In the midst of this potential turmoil, it is often the finance team that ends up bringing a much needed dose of reality to the formation and execution of the business plan. The detail and rigour of effective S&OP solutions combined with their potential for delivering an uncluttered mile-high view can help financial directors bring a realistic consensus to bear for all C-level executives.

Bloated spreadsheets and dated accounting solutions
One all too common response is to simply struggle on regardless, employing the standard combination of business intelligence tools and spreadsheets. There are multiple dangers in taking this approach. Reports in the form of bloated 50MB spreadsheets report information that is out of date the moment they are presented. The minute you read your monthly report, the information is redundant, which leaves employees running blind between meetings.

Other solutions include standard accounting tools.

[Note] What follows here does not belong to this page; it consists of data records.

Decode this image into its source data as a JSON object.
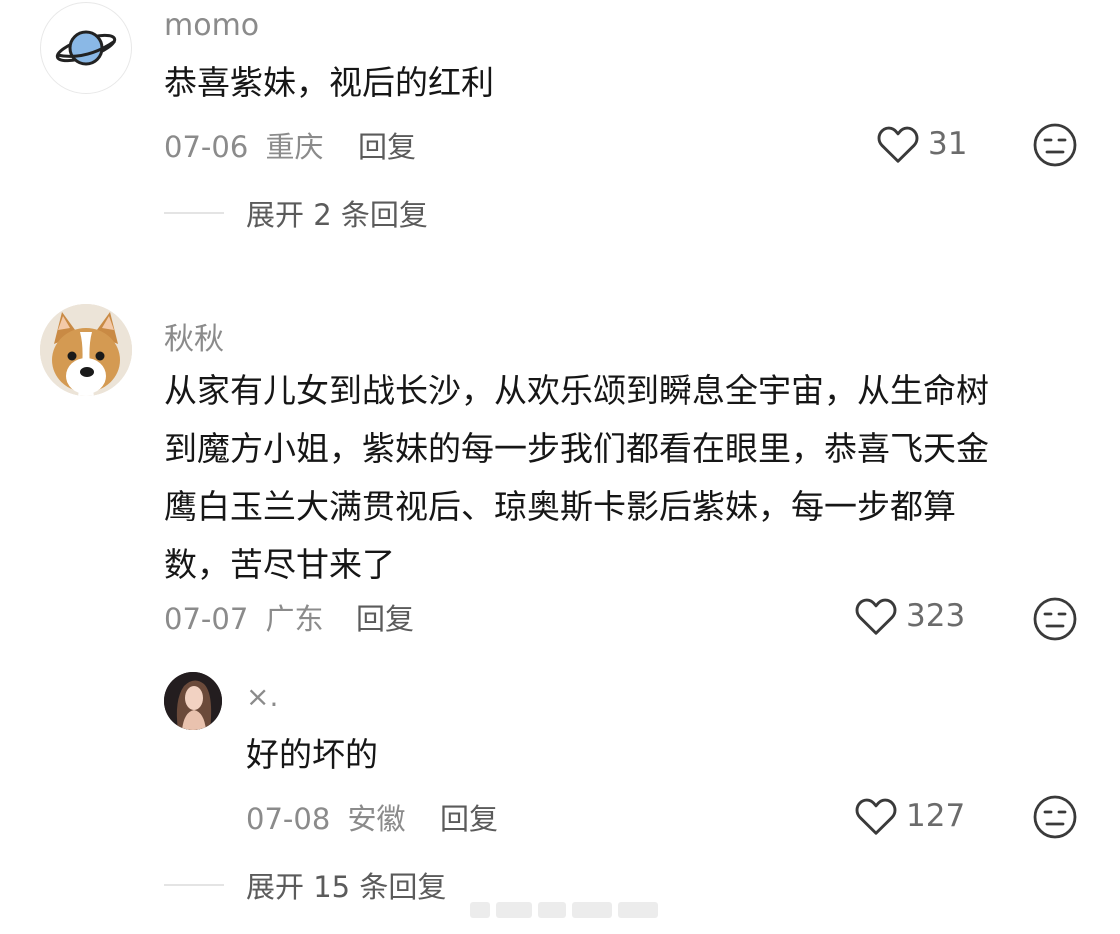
{
  "comments": [
    {
      "user": "momo",
      "text": "恭喜紫妹，视后的红利",
      "date": "07-06",
      "location": "重庆",
      "reply_label": "回复",
      "likes": "31",
      "expand": "展开 2 条回复",
      "avatar_icon": "planet-icon"
    },
    {
      "user": "秋秋",
      "text_lines": [
        "从家有儿女到战长沙，从欢乐颂到瞬息全宇宙，从生命树",
        "到魔方小姐，紫妹的每一步我们都看在眼里，恭喜飞天金",
        "鹰白玉兰大满贯视后、琼奥斯卡影后紫妹，每一步都算",
        "数，苦尽甘来了"
      ],
      "date": "07-07",
      "location": "广东",
      "reply_label": "回复",
      "likes": "323",
      "avatar_icon": "corgi-avatar",
      "replies": [
        {
          "user": "×.",
          "text": "好的坏的",
          "date": "07-08",
          "location": "安徽",
          "reply_label": "回复",
          "likes": "127"
        }
      ],
      "expand": "展开 15 条回复"
    }
  ],
  "icons": {
    "like": "heart-outline-icon",
    "dislike": "meh-face-icon"
  },
  "colors": {
    "username": "#8b8b8b",
    "text": "#161616",
    "meta": "#8b8b8b",
    "icon": "#3a3a3a"
  }
}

These, however, could lock you and your company into a long cycle of software upgrades from which it could prove very costly to escape, for which you will receive no thanks from the CEO five years down the line.

Bringing real time information and agility to the value chain

Today’s forward-thinking enterprises are looking to ditch their dependence on retro applications that manage information in batches as opposed to in real time. Financial directors are asking for tools that help them look into the future, dispensing with the traditional ‘rear view mirror’ approach and embracing tools that provide real time ‘headlights’ to help them make sense of the future.

Next generation S&OP solutions combine top down business planning with tools that validate such a plan from the bottom up using real time data, allowing enterprises to proactively respond to demand by sharing a single business map that aligns the entire organisation across departments and users.

Crucially, next-generation S&OP solutions provide ‘what if’ capabilities giving financial directors unparalleled accuracy and sophistication in volume forecasting, pre-event simulation, and post-event evaluation. A retailer, for example, could outline a business plan based on 20 percent growth over three years by opening a further 20 outlets. By carrying out ‘bottom up’ calculations it is now possible to ascertain whether these extra shops will end up cannibalising each other’s respective revenue, and thus prove counterproductive.

The benefits are double-fold. Account managers have real time information at their fingertips, allowing them to manage all routine sales forecasting and account planning activities from a single screen. Just as importantly, however, financial directors get the mile-high corroboration they need to successfully fight their corner in the boardroom.